A.I knew I wanted to get my PhD from an early age. Even though my grandfather was an alcoholic, he was different to me. He acted as my guiding light. He was abandoned at an early age and I spent a lot of time with him before we moved. He was a good man and I wanted to know why did he drink? I wondered what made him do that. I knew I could figure it out through psychology.
Q.Did you notice a gaping hole in the system of care for addiction and psychiatric issues?
A.Yes. I worked back and forth in detox units and therapy and counseling units. I was also a research assistant in neurology and psychiatry and served as chairman for ECT (electroconvulsive therapy) Review. The ECT Review was a jumping off point for me. I thought that we can do this better.
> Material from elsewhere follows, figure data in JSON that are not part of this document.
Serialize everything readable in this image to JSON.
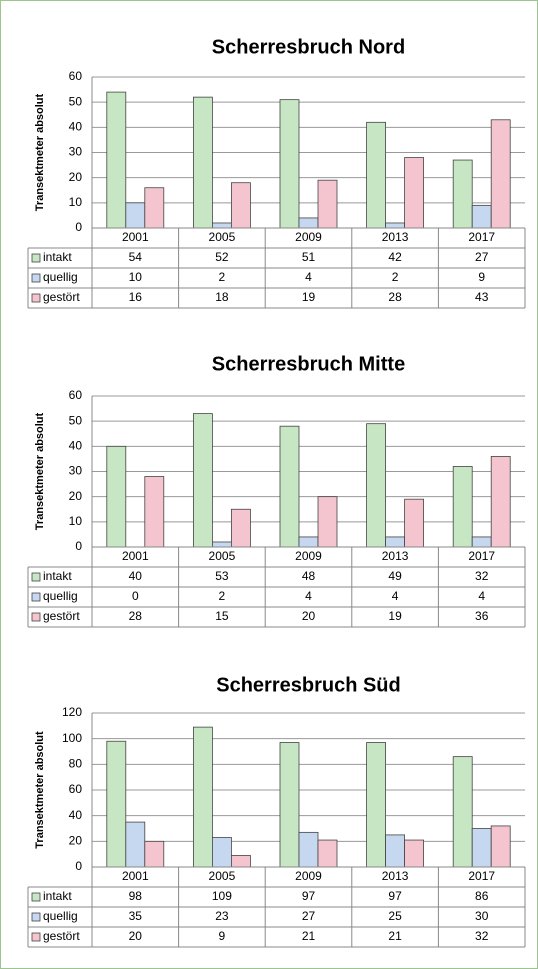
{
  "chart_data": [
    {
      "type": "bar",
      "title": "Scherresbruch Nord",
      "y_label": "Transektmeter absolut",
      "categories": [
        "2001",
        "2005",
        "2009",
        "2013",
        "2017"
      ],
      "series": [
        {
          "name": "intakt",
          "color": "#c7e6c3",
          "values": [
            54,
            52,
            51,
            42,
            27
          ]
        },
        {
          "name": "quellig",
          "color": "#c6d8ef",
          "values": [
            10,
            2,
            4,
            2,
            9
          ]
        },
        {
          "name": "gestört",
          "color": "#f4c5cf",
          "values": [
            16,
            18,
            19,
            28,
            43
          ]
        }
      ],
      "ylim": [
        0,
        60
      ],
      "yticks": [
        0,
        10,
        20,
        30,
        40,
        50,
        60
      ],
      "grid": true
    },
    {
      "type": "bar",
      "title": "Scherresbruch Mitte",
      "y_label": "Transektmeter absolut",
      "categories": [
        "2001",
        "2005",
        "2009",
        "2013",
        "2017"
      ],
      "series": [
        {
          "name": "intakt",
          "color": "#c7e6c3",
          "values": [
            40,
            53,
            48,
            49,
            32
          ]
        },
        {
          "name": "quellig",
          "color": "#c6d8ef",
          "values": [
            0,
            2,
            4,
            4,
            4
          ]
        },
        {
          "name": "gestört",
          "color": "#f4c5cf",
          "values": [
            28,
            15,
            20,
            19,
            36
          ]
        }
      ],
      "ylim": [
        0,
        60
      ],
      "yticks": [
        0,
        10,
        20,
        30,
        40,
        50,
        60
      ],
      "grid": true
    },
    {
      "type": "bar",
      "title": "Scherresbruch Süd",
      "y_label": "Transektmeter absolut",
      "categories": [
        "2001",
        "2005",
        "2009",
        "2013",
        "2017"
      ],
      "series": [
        {
          "name": "intakt",
          "color": "#c7e6c3",
          "values": [
            98,
            109,
            97,
            97,
            86
          ]
        },
        {
          "name": "quellig",
          "color": "#c6d8ef",
          "values": [
            35,
            23,
            27,
            25,
            30
          ]
        },
        {
          "name": "gestört",
          "color": "#f4c5cf",
          "values": [
            20,
            9,
            21,
            21,
            32
          ]
        }
      ],
      "ylim": [
        0,
        120
      ],
      "yticks": [
        0,
        20,
        40,
        60,
        80,
        100,
        120
      ],
      "grid": true
    }
  ]
}
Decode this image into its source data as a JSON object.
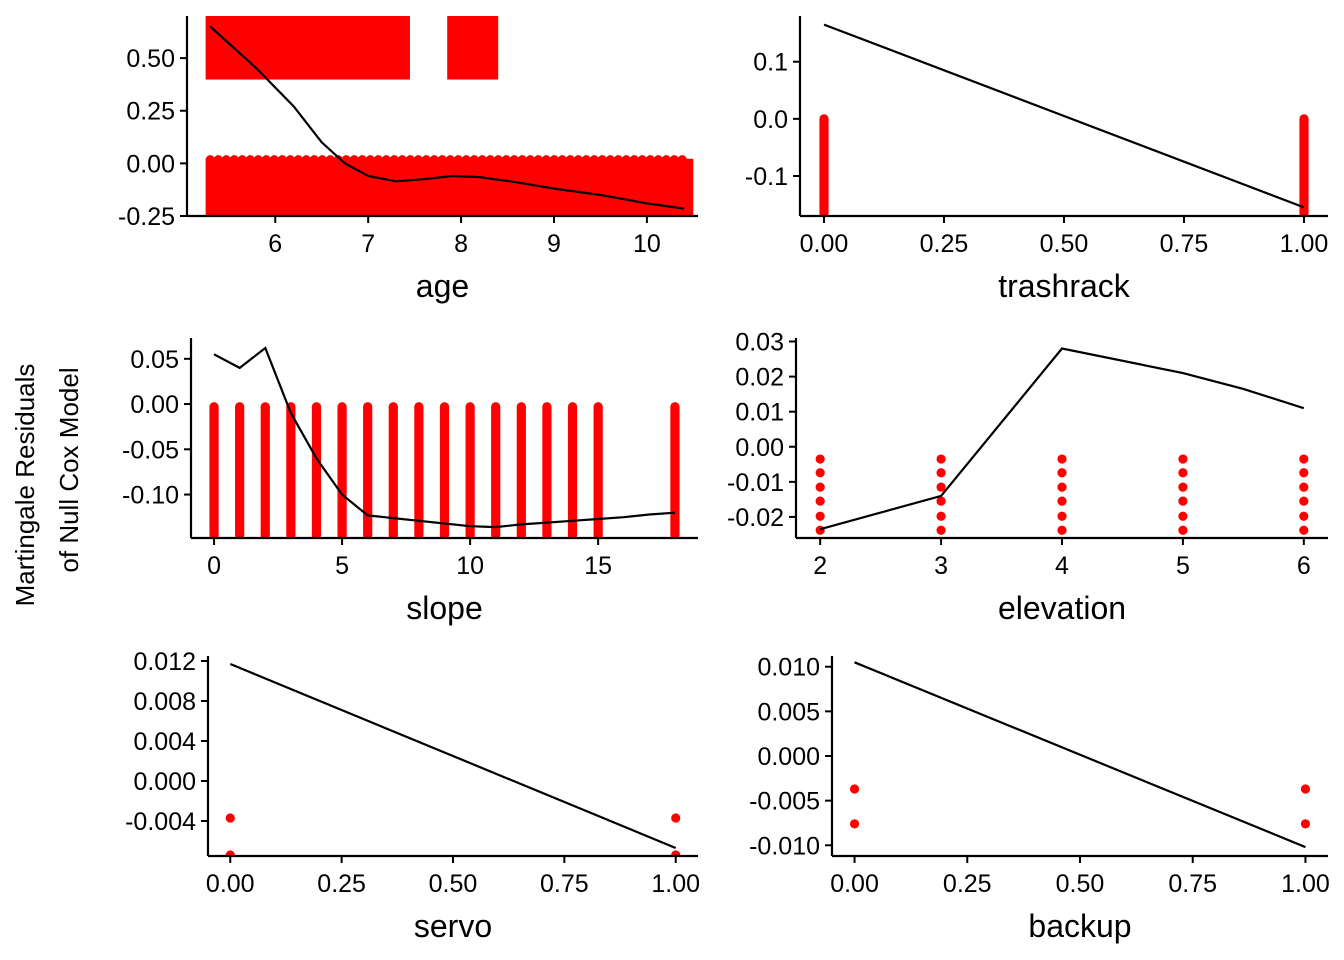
{
  "figure": {
    "ylabel_lines": [
      "Martingale Residuals",
      "of Null Cox Model"
    ],
    "point_color": "#ff0000",
    "line_color": "#000000"
  },
  "chart_data": [
    {
      "type": "scatter",
      "xlabel": "age",
      "xlim": [
        5.05,
        10.55
      ],
      "ylim": [
        -0.25,
        0.7
      ],
      "xticks": [
        6,
        7,
        8,
        9,
        10
      ],
      "xtick_labels": [
        "6",
        "7",
        "8",
        "9",
        "10"
      ],
      "yticks": [
        -0.25,
        0,
        0.25,
        0.5
      ],
      "ytick_labels": [
        "-0.25",
        "0.00",
        "0.25",
        "0.50"
      ],
      "point_bands": [
        {
          "x_from": 5.3,
          "x_to": 10.45,
          "y_from": -0.24,
          "y_to": 0.0
        },
        {
          "x_from": 5.3,
          "x_to": 7.4,
          "y_from": 0.42,
          "y_to": 0.69
        },
        {
          "x_from": 7.9,
          "x_to": 8.35,
          "y_from": 0.42,
          "y_to": 0.69
        }
      ],
      "smooth": {
        "x": [
          5.3,
          5.8,
          6.2,
          6.5,
          6.75,
          7.0,
          7.3,
          7.6,
          7.9,
          8.2,
          8.6,
          9.0,
          9.5,
          10.0,
          10.4
        ],
        "y": [
          0.65,
          0.45,
          0.27,
          0.1,
          0.0,
          -0.06,
          -0.085,
          -0.075,
          -0.06,
          -0.065,
          -0.09,
          -0.12,
          -0.15,
          -0.19,
          -0.215
        ]
      }
    },
    {
      "type": "scatter",
      "xlabel": "trashrack",
      "xlim": [
        -0.05,
        1.05
      ],
      "ylim": [
        -0.17,
        0.18
      ],
      "xticks": [
        0,
        0.25,
        0.5,
        0.75,
        1
      ],
      "xtick_labels": [
        "0.00",
        "0.25",
        "0.50",
        "0.75",
        "1.00"
      ],
      "yticks": [
        -0.1,
        0,
        0.1
      ],
      "ytick_labels": [
        "-0.1",
        "0.0",
        "0.1"
      ],
      "point_bands": [
        {
          "x_from": 0,
          "x_to": 0,
          "y_from": -0.165,
          "y_to": 0.0
        },
        {
          "x_from": 1,
          "x_to": 1,
          "y_from": -0.165,
          "y_to": 0.0
        }
      ],
      "smooth": {
        "x": [
          0,
          1
        ],
        "y": [
          0.165,
          -0.155
        ]
      }
    },
    {
      "type": "scatter",
      "xlabel": "slope",
      "xlim": [
        -0.9,
        18.9
      ],
      "ylim": [
        -0.148,
        0.073
      ],
      "xticks": [
        0,
        5,
        10,
        15
      ],
      "xtick_labels": [
        "0",
        "5",
        "10",
        "15"
      ],
      "yticks": [
        -0.1,
        -0.05,
        0,
        0.05
      ],
      "ytick_labels": [
        "-0.10",
        "-0.05",
        "0.00",
        "0.05"
      ],
      "point_x": [
        0,
        1,
        2,
        3,
        4,
        5,
        6,
        7,
        8,
        9,
        10,
        11,
        12,
        13,
        14,
        15,
        18
      ],
      "point_y_range": [
        -0.145,
        -0.003
      ],
      "smooth": {
        "x": [
          0,
          1,
          2,
          3,
          4,
          5,
          6,
          7,
          8,
          9,
          10,
          11,
          12,
          13,
          14,
          15,
          16,
          17,
          18
        ],
        "y": [
          0.055,
          0.04,
          0.062,
          -0.01,
          -0.06,
          -0.1,
          -0.123,
          -0.126,
          -0.129,
          -0.132,
          -0.135,
          -0.136,
          -0.133,
          -0.131,
          -0.129,
          -0.127,
          -0.125,
          -0.122,
          -0.12
        ]
      }
    },
    {
      "type": "scatter",
      "xlabel": "elevation",
      "xlim": [
        1.8,
        6.2
      ],
      "ylim": [
        -0.026,
        0.031
      ],
      "xticks": [
        2,
        3,
        4,
        5,
        6
      ],
      "xtick_labels": [
        "2",
        "3",
        "4",
        "5",
        "6"
      ],
      "yticks": [
        -0.02,
        -0.01,
        0,
        0.01,
        0.02,
        0.03
      ],
      "ytick_labels": [
        "-0.02",
        "-0.01",
        "0.00",
        "0.01",
        "0.02",
        "0.03"
      ],
      "point_x": [
        2,
        3,
        4,
        5,
        6
      ],
      "point_y": [
        -0.0035,
        -0.0074,
        -0.0115,
        -0.0155,
        -0.0198,
        -0.0238
      ],
      "smooth": {
        "x": [
          2,
          3,
          4,
          5,
          5.5,
          6
        ],
        "y": [
          -0.0235,
          -0.014,
          0.028,
          0.021,
          0.0165,
          0.011
        ]
      }
    },
    {
      "type": "scatter",
      "xlabel": "servo",
      "xlim": [
        -0.05,
        1.05
      ],
      "ylim": [
        -0.0075,
        0.0125
      ],
      "xticks": [
        0,
        0.25,
        0.5,
        0.75,
        1
      ],
      "xtick_labels": [
        "0.00",
        "0.25",
        "0.50",
        "0.75",
        "1.00"
      ],
      "yticks": [
        -0.004,
        0,
        0.004,
        0.008,
        0.012
      ],
      "ytick_labels": [
        "-0.004",
        "0.000",
        "0.004",
        "0.008",
        "0.012"
      ],
      "points": [
        {
          "x": 0,
          "y": -0.0037
        },
        {
          "x": 0,
          "y": -0.0074
        },
        {
          "x": 1,
          "y": -0.0037
        },
        {
          "x": 1,
          "y": -0.0074
        }
      ],
      "smooth": {
        "x": [
          0,
          1
        ],
        "y": [
          0.0117,
          -0.0067
        ]
      }
    },
    {
      "type": "scatter",
      "xlabel": "backup",
      "xlim": [
        -0.05,
        1.05
      ],
      "ylim": [
        -0.0112,
        0.0112
      ],
      "xticks": [
        0,
        0.25,
        0.5,
        0.75,
        1
      ],
      "xtick_labels": [
        "0.00",
        "0.25",
        "0.50",
        "0.75",
        "1.00"
      ],
      "yticks": [
        -0.01,
        -0.005,
        0,
        0.005,
        0.01
      ],
      "ytick_labels": [
        "-0.010",
        "-0.005",
        "0.000",
        "0.005",
        "0.010"
      ],
      "points": [
        {
          "x": 0,
          "y": -0.0037
        },
        {
          "x": 0,
          "y": -0.0076
        },
        {
          "x": 1,
          "y": -0.0037
        },
        {
          "x": 1,
          "y": -0.0076
        }
      ],
      "smooth": {
        "x": [
          0,
          1
        ],
        "y": [
          0.0105,
          -0.0102
        ]
      }
    }
  ]
}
We weren’t dealing with the emotional issues at all; there was no talking about that or about trauma. I wanted to know what led up to the addiction. It was shocking to me that there would just be a change of medications with no diagnosis and no talking about it. Why were we changing the medications without figuring out what came first? I would go into the milieu in the psych unit and into padded rooms and talk to the patients- hold them, listen to them, let them cry. One of my co-workers took me aside to tell me to stop trying to talk to the patients. I said, “Just because someone is suffering does not mean they need to be treated like an animal-where’s the humanity?” I asked myself if I would want to be treated that way. People are scared of mental health issues. With addiction, we feel safe to say it’s a disease. That was a pivotal point for me to see patients locked up and in restraints.
Q.What did you think you could do about it?
A.We could do it with more knowledge and intelligence. I wanted to show them that the old way was wrong.
Q.When you first opened Creative Care, what was your greatest hope?
A.That we would be able to make an impact in people’s lives, in families’ lives and help them. I hoped we could raise the dialogue and educate people to understand there is a reason for this. We are not thrown into addiction.
Q.Do you feel you have achieved that hope?
A.No. There is so much farther to go. We are in a different place, but I see it as a continuum and a new awareness. We are steadily moving along. When people are able to see all those with emotional issues and disturbances as people who can be helped-we will have gotten there.
Q.What do you feel is your greatest success?
A.Definitely first my kids, and that I keep getting up; I am self-directed, self-motivated and resilient.
Q.What more would you like to see happen in our community as far as education?
A.My dream is for people to see the whole process of raising children differently and that parenting is an interactive process. My next book is about my theory of ‘The Hum’ and that once you identify your own hum, you can help your child to learn and understand theirs. Everyone has their own unique things that create our hum. It includes temperament, emotional DNA, and how we are soothed. We also have to understand how our hum as parents can interact with our child’s. If a parent feels inadequate or anxious, we will not be able to process with our kids. Being caught up in our own internal stuff prevents us from having that interactive process with our children. We want to bring our child to security, secure attachment and have them be healthy people. The greatest gift we can give to our child is the ability to recognize and identify their own hum. We can teach our children to know when they are upset or nervous so they understand what bothers them and how to deal with it, so they don’t self-sabotage. It helps a child to understand themselves.
Q.If you can think back to 20 years ago, do you think you could have imagined the variety of treatment centers that we have today?
A.It does not surprise me. I knew that what we did, did not work. There were such limited options; I knew the field was going to change. But, one of the hardest things for me is my younger’s brothers addiction. It is so difficult for me to know that in all likelihood, he will probably die from addiction. I know that I cannot help him, but I can help others.